Larry D. Adams (United States of America)
Univerity of Miami John P. Hussman Institute for Human GeneticsAuthor Of 1 Presentation
IN DEPTH GENOMIC CHARACTERIZATION OF CHROMOSOME 5Q35 ALZHEIMER DISEASE RISK LOCUS IN AFRICAN ANCESTRY POPULATION.
Abstract
Aims
To identify novel genes contributing to AD in the African ancestry population, we performed multipoint linkage analyses and identified a peak LOD score on chr5q35 (HLOD=3.20) across 51 families (160 affected and 318 unaffected) as part of the Research in African American Alzheimer Disease Initiative (REAAADI) and Late-Onset AD Family Study (LOAD).
Methods
Short-read WGS data were generated for all families contributing to the signal and analyzed to prioritize variants in the consensus regions based on segregation with disease among affecteds and rarity (MAF<0.01). All variants were annotated for putative function including protein changes for coding and evidence for regulatory activity (ENCODE, RoadMap Epigenome) and chromatin interactions (publicly available HiC and promoter capture C) for noncoding variants. To identify larger structural variants in the remaining linked families, we performed long-read WGS using Oxford Nanopore’s Prometheon.
Results
Segregation analysis using WGS data identified a 3’UTR and synonymous variant in INSYN2B/FAM196B as well as a promoter variant in WWC1/KIBRA (MAF<0.01) segregating with disease in the family with the highest LOD score contributing to the linkage peak.

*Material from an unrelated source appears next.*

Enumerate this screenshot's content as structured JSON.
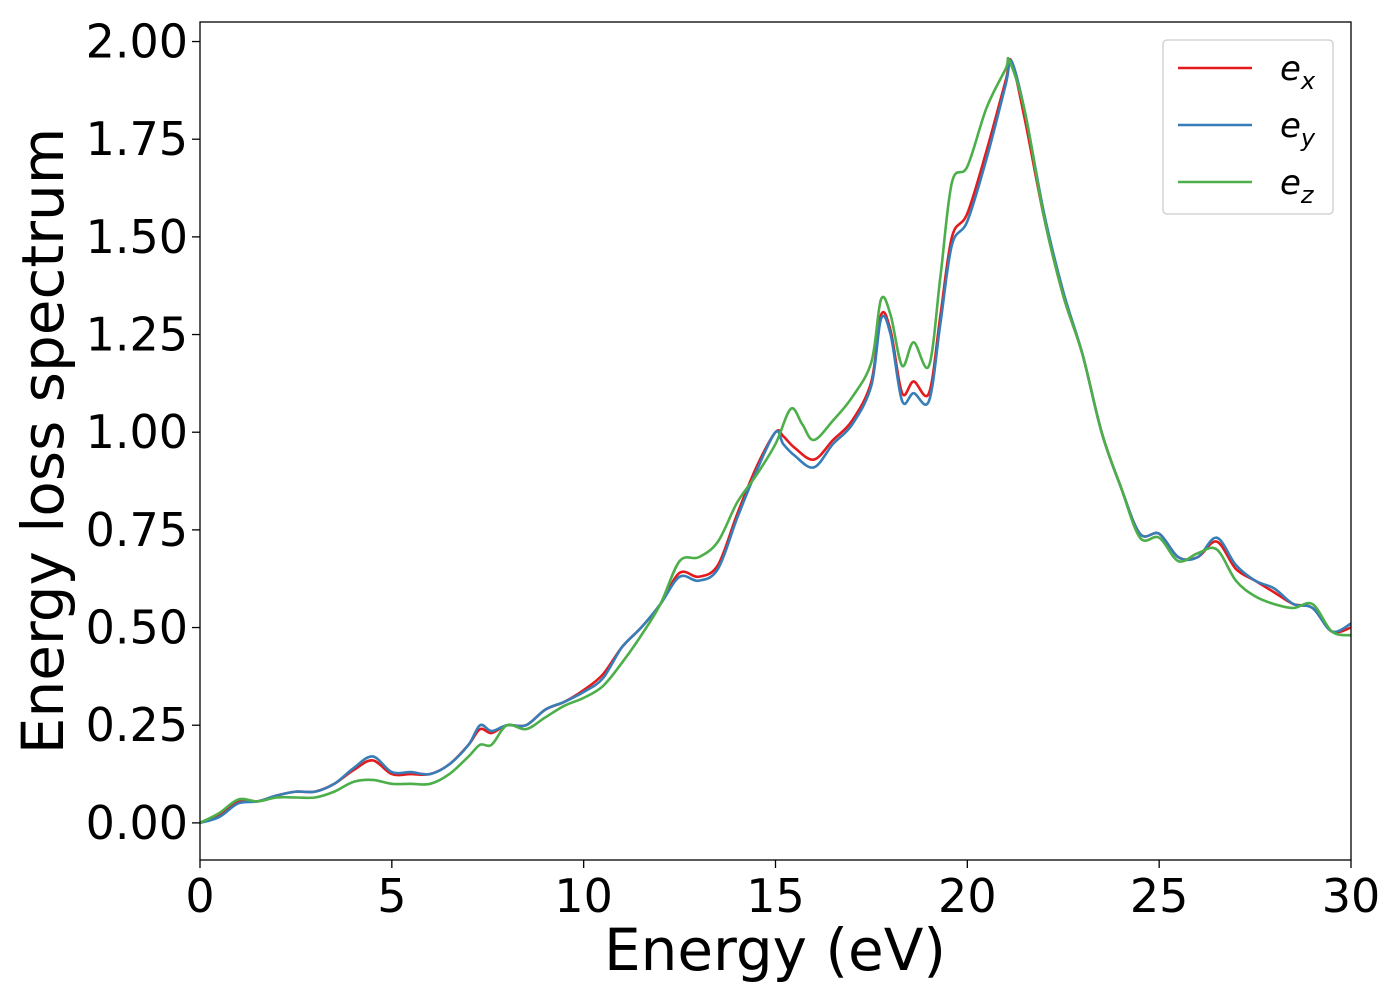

Interestingly, four other AA families contributing to the chr5 linkage signal harbor different within-family shared variants located in INSYN2B’s promoter or in enhancer regions with evidence for interaction with INSYN2B’s promoter. Combining functional validation and structural variant calling in this region will help us better understand the contribution of this gene to AD development.
Conclusions
Our analyses provide evidence for candidate gene INSYN2B, encoding an inhibitory synaptic factor active in oligodendrocytes and neurons, to play a role in AD genetics in the AA population. This AA population-specific finding shows the importance of diversifying population-level genetic data to better understand the genetic determinants of AD on a global scale.